Publication year - 2020
Publication title -
muscle and nerve
Language(s) - English
Resource type - Journals
SCImago Journal Rank - 1.025
H-Index - 145
eISSN - 1097-4598
pISSN - 0148-639X
DOI - 10.1002/mus.26724
Subject(s) - medicine , natural history study , quality of life (healthcare) , depression (economics) , nerve conduction , gastroenterology , cardiology , surgery , natural history , nursing , economics , macroeconomics
Background Dominant‐intermediate Charcot–Marie‐Tooth neuropathy subtype C (DI‐CMTC) is associated with mutations in the YARS gene.
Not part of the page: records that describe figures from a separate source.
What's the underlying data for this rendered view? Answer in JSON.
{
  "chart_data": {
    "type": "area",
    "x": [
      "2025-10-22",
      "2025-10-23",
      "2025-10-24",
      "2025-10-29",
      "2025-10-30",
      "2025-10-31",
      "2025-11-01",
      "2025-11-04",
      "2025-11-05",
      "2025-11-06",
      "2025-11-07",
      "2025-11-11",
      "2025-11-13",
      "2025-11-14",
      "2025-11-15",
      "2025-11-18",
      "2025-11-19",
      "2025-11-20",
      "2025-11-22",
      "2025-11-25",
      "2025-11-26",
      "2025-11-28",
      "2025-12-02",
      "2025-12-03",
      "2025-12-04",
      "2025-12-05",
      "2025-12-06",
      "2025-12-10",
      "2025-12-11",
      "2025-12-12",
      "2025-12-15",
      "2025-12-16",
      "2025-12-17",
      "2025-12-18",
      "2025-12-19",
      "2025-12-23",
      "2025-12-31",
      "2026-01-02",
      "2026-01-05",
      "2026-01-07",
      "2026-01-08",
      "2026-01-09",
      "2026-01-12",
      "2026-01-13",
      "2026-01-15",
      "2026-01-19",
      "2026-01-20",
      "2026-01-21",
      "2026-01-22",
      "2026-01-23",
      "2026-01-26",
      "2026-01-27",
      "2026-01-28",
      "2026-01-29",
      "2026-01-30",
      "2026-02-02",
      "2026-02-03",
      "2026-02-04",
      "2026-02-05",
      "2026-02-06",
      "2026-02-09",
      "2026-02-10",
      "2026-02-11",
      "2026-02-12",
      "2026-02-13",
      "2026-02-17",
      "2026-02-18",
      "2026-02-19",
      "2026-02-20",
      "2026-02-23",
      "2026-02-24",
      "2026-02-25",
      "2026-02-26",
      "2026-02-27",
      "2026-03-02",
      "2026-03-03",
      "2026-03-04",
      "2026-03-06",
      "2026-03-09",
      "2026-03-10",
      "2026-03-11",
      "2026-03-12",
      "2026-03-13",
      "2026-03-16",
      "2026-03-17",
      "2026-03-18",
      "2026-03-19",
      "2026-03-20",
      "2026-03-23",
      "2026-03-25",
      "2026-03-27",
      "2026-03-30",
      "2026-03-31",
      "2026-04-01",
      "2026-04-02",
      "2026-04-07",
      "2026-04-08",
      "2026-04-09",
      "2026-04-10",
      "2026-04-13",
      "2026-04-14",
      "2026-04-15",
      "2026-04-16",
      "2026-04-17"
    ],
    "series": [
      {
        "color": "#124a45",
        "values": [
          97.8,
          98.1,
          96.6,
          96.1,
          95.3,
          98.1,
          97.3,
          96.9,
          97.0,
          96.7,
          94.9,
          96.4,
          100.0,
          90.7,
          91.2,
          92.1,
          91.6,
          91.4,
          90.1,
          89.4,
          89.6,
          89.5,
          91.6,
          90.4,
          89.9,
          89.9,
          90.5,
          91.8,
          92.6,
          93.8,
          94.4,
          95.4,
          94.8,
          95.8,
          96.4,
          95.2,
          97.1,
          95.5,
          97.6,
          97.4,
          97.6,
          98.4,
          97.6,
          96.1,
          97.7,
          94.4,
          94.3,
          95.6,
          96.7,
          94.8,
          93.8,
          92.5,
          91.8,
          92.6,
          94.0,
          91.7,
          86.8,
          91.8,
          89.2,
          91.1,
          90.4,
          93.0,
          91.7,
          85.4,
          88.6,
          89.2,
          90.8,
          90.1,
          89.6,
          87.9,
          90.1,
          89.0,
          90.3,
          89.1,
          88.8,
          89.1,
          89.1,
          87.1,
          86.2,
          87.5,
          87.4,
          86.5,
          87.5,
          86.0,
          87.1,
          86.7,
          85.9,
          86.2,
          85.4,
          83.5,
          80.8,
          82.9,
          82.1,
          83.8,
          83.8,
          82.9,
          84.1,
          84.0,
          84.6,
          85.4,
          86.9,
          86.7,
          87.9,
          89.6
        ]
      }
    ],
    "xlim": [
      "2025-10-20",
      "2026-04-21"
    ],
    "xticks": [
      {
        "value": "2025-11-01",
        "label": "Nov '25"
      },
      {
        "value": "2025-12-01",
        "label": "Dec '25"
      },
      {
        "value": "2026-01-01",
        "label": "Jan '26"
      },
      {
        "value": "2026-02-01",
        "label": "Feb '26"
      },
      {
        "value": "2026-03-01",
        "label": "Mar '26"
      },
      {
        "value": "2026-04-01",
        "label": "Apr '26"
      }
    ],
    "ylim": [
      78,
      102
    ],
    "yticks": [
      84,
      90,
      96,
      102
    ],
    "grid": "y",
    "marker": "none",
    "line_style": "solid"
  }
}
The aim of this study is to investigate the long‐term natural history of the disease. Methods In a 5‐generation DI‐CMTC family, we compared data from 2016 to that of 2000 in 13 of 21 original participants. Results Five women and 8 men were examined. While most symptoms and signs progressed, only gait progression was statistically significant ( P = .016). The median CMT Neuropathy Score was 6.08 in 2000 and 11 in 2016 ( P = .001). Quality of life (QOL) deteriorated in mobility ( P = .008), pain/discomfort ( P = .011), and anxiety/depression ( P = .014). Median and ulnar compound muscle action potential amplitudes decreased from 9.35 ± 2.90 mV to 6.0 ± 2.9 mV ( P = .002), and from 9.24 ± 2.10 mV to 6.06 ± 1.81 mV ( P = .004), respectively, whereas motor nerve conduction velocities remained unchanged. Conclusions DI‐CMTC in this family is a slowly progressive disease with axonal degeneration, deteriorating mobility and QOL.